Actual practice in coming years will clarify how actively FDA intends to use its powers under § 505(o)(3) to foster pharmacogenetic discovery to improve drug safety for all people, including those in atypical genetic subgroups. Although the April 2011 Guidance shrank from requiring clinical trials of subgroup efficacy, it did not slam the door shut on other valuable pharmacogenetic investigations, such as laboratory and observational studies that could be carried out as § 505(o)(3) studies.

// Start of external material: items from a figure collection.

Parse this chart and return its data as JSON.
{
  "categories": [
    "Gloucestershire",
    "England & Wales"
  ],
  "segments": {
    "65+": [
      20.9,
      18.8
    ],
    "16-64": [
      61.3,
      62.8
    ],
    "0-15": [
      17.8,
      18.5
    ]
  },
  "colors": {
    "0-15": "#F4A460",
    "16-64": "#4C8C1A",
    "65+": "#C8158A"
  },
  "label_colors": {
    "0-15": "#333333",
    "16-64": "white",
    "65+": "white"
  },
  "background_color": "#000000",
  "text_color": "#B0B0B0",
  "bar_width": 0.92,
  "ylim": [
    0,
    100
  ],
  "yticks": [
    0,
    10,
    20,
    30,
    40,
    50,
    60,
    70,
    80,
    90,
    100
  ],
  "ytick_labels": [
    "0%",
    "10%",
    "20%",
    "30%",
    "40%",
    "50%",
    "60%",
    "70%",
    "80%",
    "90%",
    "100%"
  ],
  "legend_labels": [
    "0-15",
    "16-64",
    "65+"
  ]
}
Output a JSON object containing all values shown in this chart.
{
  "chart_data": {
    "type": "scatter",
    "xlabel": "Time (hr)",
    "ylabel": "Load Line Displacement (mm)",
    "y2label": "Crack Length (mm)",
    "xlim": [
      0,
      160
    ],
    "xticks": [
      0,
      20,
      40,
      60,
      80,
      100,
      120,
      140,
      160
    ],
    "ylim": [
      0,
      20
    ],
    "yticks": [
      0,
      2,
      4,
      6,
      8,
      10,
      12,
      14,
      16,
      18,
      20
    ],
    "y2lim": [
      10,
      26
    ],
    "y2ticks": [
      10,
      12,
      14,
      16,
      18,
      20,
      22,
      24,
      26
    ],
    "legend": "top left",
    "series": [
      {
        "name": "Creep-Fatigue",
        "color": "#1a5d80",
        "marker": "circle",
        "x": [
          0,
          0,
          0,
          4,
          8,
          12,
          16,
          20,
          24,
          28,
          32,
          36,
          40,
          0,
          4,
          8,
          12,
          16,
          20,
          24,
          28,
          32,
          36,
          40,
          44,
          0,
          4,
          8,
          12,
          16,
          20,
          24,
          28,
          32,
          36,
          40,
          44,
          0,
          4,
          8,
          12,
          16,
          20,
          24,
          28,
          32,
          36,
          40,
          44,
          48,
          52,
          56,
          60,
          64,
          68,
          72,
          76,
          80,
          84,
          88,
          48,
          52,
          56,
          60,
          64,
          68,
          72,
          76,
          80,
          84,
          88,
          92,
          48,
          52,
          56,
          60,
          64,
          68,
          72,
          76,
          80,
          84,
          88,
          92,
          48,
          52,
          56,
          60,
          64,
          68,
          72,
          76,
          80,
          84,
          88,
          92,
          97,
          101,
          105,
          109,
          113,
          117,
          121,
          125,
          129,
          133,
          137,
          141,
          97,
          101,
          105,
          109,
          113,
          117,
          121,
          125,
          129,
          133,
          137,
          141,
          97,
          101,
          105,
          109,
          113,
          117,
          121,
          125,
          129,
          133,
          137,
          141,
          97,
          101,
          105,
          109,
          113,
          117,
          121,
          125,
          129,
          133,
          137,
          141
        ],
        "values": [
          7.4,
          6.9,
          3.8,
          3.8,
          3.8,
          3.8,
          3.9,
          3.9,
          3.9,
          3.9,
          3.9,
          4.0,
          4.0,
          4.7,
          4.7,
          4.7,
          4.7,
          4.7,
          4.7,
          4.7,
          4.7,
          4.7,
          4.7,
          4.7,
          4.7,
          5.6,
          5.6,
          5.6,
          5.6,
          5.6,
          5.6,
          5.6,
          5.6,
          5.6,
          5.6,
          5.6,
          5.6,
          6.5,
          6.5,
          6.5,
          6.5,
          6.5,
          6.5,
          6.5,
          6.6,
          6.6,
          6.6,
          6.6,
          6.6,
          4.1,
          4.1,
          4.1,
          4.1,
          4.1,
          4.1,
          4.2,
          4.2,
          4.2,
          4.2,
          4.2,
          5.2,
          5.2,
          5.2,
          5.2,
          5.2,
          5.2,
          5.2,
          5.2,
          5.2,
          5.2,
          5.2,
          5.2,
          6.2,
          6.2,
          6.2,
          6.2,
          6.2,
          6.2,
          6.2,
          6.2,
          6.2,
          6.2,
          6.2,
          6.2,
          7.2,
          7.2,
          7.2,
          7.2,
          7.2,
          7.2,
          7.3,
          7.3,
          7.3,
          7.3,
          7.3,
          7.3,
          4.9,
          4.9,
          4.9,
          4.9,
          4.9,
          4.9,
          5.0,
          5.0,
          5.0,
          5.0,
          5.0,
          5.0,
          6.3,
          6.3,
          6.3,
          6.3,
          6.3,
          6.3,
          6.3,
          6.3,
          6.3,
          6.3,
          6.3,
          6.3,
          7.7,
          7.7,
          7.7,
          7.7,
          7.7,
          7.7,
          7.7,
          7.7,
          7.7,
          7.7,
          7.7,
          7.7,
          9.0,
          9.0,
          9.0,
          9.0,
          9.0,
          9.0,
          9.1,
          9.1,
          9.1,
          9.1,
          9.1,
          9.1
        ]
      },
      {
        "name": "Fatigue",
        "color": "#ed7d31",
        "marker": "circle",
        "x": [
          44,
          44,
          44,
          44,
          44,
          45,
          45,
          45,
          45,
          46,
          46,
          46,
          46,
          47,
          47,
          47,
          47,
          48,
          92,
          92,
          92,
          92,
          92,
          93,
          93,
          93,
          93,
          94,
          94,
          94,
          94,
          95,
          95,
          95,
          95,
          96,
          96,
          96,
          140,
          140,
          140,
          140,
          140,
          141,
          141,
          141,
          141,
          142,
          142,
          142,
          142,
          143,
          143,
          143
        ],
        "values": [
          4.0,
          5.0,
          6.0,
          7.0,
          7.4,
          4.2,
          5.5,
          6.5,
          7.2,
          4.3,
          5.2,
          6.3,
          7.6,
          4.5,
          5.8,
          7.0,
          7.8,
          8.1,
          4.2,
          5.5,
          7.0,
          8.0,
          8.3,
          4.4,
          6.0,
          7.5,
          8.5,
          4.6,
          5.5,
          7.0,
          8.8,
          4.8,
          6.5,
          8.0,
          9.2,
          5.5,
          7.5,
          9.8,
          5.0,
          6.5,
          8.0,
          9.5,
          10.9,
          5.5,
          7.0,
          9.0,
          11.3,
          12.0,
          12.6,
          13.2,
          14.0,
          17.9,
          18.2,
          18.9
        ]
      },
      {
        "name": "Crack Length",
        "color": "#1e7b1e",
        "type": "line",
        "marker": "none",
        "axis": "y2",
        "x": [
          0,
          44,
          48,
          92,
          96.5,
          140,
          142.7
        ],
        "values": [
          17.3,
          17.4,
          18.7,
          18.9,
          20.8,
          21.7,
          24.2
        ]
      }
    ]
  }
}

The same is true of § 505(o)(3) observational studies to assess long-term efficacy and duration of treatment response—the April 2011 Guidance did not rule them out. It merely ruled out RCTs for assessing long-term efficacy. Observational studies may, in fact, be the superior alternative for assessing long-term efficacy and duration of treatment response. Long-term RCTs, apart from their cost, raise troubling ethical issues (for example, keeping patients unaware whether they are taking a test or control drug during a double-blind RCT that continues for many years) and logistical problems (e.g., high drop-out rates in prolonged RCTs; Evans 2010). In light of the many problems they pose, FDA may not have sacrificed a practical option by renouncing RCTs of long-term efficacy.
VI. CONCLUSION
FDAAA imbued FDA with important powers for adapting the agency’s medical product regulations to the needs of twenty-first-century prospective medicine. To succeed, however, the agency will need to embrace its new powers and make skillful, aggressive use of them.